By then, I had persuaded my artist wife to start painting again, if I wouldn't push her to try to sell her paintings. That went okay for about a year, when I persuaded her to put her paintings in a gallery owned by a woman whose husband was a lawyer I knew. Among artists, the gallery owner was not popular. She and my wife came at odds over a gallery showing. I told my wife, if I got into it, all hell might break loose. I got into it and all hell broke loose. The owner kicked my wife out of the gallery.


The angel of starving artists must have been on the job. The gallery owner had advertised a show in the Birmingham Post-Herald, and the showing artists were named. The owner invited my wife to bring her paintings back to the gallery. 


The other artists' paintings were hung and there was no wall space, so the owner stood my wife's paintings on the floor, leaning against the baseboard. A Birmingham newspaper's review of the show praised my wife's paintings, but said they were hard to find on the floor.


Heh.


I obtained a Masters in Tax Law from the University of Alabama School of Law. I hoped that would energize my law practice, but it didn't. I then went out on my own for a few years.


My wife drove down to Pensacola for its annual public art show in a city park. She won first prize in water color. A couple of years later, she drove down to Orlando and won first prize  for water color in the Disney World art show and was given the blue ribbon by Mickey Mouse. 


My law practice had dwindled down to a leaky faucet in output. 


I wrote three books, which did not make the residential real estate and legal industries particularly happy with me. My artist wife was my Muse. 


The books received good reviews and got me lots of media interviews but did not make me much money, because I was impatient and paid a publicist to promote the books before they were in bookstores. 


HOME BUYERS: Lambs to the Slaughter?


SELLING YOUR HOME $WEET HOME


KILL ALL THE LAWYERS? A Client's Guide to Hiring, Firing, Using and Suing Lawyers


The Prentice-Hall Division of Simon & Shuster ended up with all three books. 


Jane Pauley interviewed me on The Today Show about the homebuyers book. Also there was the General Counsel of the National Association of Realtors. We discussed real estate brokers and agents trying to represent both sides - conflict of interest. The General Counsel didn’t think it was a conflict of interest.

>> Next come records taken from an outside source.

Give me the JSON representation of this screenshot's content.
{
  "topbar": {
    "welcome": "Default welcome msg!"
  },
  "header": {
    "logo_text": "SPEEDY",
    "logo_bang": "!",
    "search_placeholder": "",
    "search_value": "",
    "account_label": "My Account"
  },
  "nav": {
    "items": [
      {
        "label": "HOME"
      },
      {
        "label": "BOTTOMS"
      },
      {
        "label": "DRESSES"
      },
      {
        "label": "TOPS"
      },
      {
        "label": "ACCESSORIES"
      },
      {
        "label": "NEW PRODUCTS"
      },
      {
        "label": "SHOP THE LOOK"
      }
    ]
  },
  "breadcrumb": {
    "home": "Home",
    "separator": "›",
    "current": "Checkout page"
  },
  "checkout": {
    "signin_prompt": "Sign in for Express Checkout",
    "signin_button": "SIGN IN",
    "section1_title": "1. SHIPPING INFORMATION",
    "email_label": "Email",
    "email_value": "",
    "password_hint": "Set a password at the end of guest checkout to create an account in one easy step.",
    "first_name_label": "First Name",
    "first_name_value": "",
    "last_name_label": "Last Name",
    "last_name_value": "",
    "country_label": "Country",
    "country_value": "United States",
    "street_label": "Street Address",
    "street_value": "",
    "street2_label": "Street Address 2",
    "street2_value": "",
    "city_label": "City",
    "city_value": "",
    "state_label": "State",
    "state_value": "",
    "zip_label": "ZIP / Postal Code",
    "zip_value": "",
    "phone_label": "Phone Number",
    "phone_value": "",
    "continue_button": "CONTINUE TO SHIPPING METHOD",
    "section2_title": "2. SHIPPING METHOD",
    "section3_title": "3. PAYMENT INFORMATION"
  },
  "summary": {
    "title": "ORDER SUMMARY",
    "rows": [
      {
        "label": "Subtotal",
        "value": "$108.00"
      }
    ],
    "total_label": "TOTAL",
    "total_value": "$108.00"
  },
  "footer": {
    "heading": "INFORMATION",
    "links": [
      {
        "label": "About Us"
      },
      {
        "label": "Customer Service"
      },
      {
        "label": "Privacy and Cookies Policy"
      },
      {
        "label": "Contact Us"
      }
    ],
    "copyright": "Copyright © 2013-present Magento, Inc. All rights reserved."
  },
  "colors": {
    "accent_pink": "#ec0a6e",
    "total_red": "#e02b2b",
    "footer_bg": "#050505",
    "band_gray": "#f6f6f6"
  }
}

I hardly killed all the lawyers in the 3rd book, but I heard some Birmingham lawyers were upset- perhaps they thought they saw themselves in the book? 

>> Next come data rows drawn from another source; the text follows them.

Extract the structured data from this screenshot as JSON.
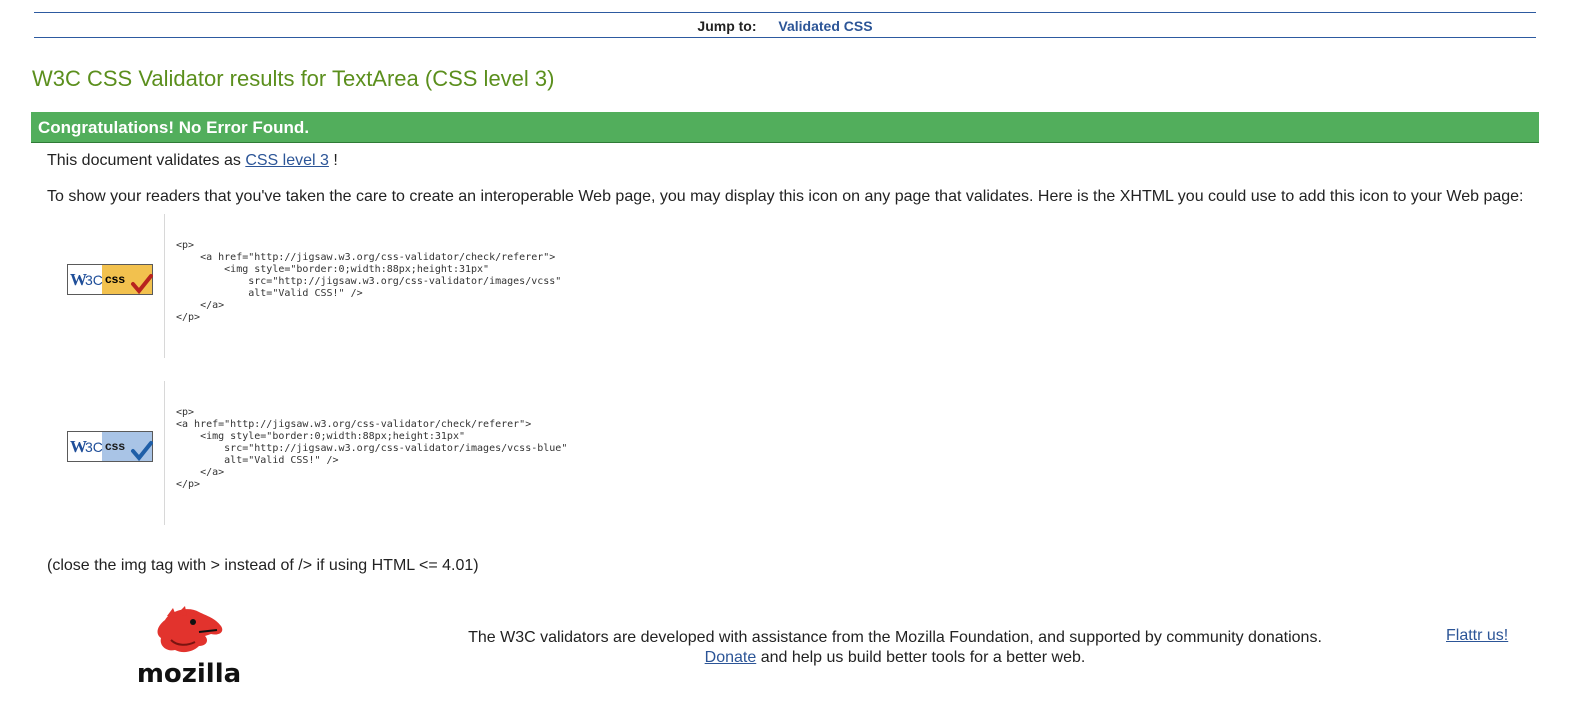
{
  "jumpbar": {
    "label": "Jump to:",
    "link": "Validated CSS"
  },
  "title": "W3C CSS Validator results for TextArea (CSS level 3)",
  "congrats": "Congratulations! No Error Found.",
  "validates": {
    "prefix": "This document validates as",
    "link": "CSS level 3",
    "suffix": "!"
  },
  "info_text": "To show your readers that you've taken the care to create an interoperable Web page, you may display this icon on any page that validates. Here is the XHTML you could use to add this icon to your Web page:",
  "badges": [
    {
      "badge_text": "W3C css",
      "code": "<p>\n    <a href=\"http://jigsaw.w3.org/css-validator/check/referer\">\n        <img style=\"border:0;width:88px;height:31px\"\n            src=\"http://jigsaw.w3.org/css-validator/images/vcss\"\n            alt=\"Valid CSS!\" />\n    </a>\n</p>",
      "accent": "#f2c14e"
    },
    {
      "badge_text": "W3C css",
      "code": "<p>\n<a href=\"http://jigsaw.w3.org/css-validator/check/referer\">\n    <img style=\"border:0;width:88px;height:31px\"\n        src=\"http://jigsaw.w3.org/css-validator/images/vcss-blue\"\n        alt=\"Valid CSS!\" />\n    </a>\n</p>",
      "accent": "#a9c4e6"
    }
  ],
  "close_note": "(close the img tag with > instead of /> if using HTML <= 4.01)",
  "footer": {
    "logo_text": "mozilla",
    "line1": "The W3C validators are developed with assistance from the Mozilla Foundation, and supported by community donations.",
    "donate_link": "Donate",
    "line2_rest": "and help us build better tools for a better web.",
    "flattr": "Flattr us!"
  },
  "colors": {
    "title_green": "#5b8f1d",
    "congrats_bg": "#52ae5c",
    "link_blue": "#2c5597",
    "nav_rule": "#2d5aa0"
  }
}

One chapter, "Don't Kill Your Lawyer!", was about clients no lawyer ever wanted to have as a client. 


I had not yet arrived at the notion that the only way to kill all the lawyers was people stop using lawyers, which would result in pandemonium given how deeply imbedded lawyers are in American society, and elsewhere.

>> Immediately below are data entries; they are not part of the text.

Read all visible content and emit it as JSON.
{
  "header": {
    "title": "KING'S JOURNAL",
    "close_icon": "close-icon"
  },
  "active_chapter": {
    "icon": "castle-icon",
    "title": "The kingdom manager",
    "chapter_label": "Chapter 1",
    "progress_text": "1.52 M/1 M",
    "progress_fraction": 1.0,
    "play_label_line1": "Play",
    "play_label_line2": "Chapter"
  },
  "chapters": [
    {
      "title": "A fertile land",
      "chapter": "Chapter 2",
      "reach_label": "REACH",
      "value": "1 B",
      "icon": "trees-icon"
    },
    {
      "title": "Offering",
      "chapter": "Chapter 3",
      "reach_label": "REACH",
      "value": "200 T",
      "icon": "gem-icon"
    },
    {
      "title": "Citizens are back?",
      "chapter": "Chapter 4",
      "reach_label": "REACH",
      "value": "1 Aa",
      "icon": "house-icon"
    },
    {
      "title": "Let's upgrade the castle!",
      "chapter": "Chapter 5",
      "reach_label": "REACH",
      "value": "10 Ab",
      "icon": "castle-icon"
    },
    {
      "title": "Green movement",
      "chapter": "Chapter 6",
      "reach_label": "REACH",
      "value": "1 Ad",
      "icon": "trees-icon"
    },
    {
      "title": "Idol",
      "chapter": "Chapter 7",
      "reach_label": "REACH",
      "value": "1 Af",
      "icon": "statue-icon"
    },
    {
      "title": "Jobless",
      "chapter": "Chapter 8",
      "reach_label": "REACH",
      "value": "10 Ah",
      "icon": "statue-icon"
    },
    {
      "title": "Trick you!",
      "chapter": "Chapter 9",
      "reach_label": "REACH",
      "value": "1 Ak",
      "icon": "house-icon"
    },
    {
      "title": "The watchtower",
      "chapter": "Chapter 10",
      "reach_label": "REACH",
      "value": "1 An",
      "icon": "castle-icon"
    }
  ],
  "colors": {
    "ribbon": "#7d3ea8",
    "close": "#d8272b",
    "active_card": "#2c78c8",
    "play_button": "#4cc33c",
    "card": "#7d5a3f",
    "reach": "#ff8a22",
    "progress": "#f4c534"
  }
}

An artist son of another boss, who was a good friend of my 2nd wife, had moved to Santa Fe, New Mexico with his wife, where he was doing well as an artist, subsidized by his father. They invited us out to stay in their guest cottage. We stayed two months in the summer of 1985. 


By then, I was interested in what looked to me like not of this world phenomenon. It was not a religious interest. I had grown up in Christendom, attended its churches. What I was interested in was something else altogether - or so I thought at that time.


I saw a lot of interest in that something else in Santa Fe. Decided I wanted to move there. Invited my 2nd wife to move there with me. It was an artist's heaven. 


I had a pretty good amount of money from various inheritances. That’s how we got by.


She still lives in Santa Fe. 


I live in the Birmingham Southside apartment building, in which I lived two other times after I quit running away from home. 


I can't imagine much interest in what all happened to me when I was a runaway, but some of it might bear telling again.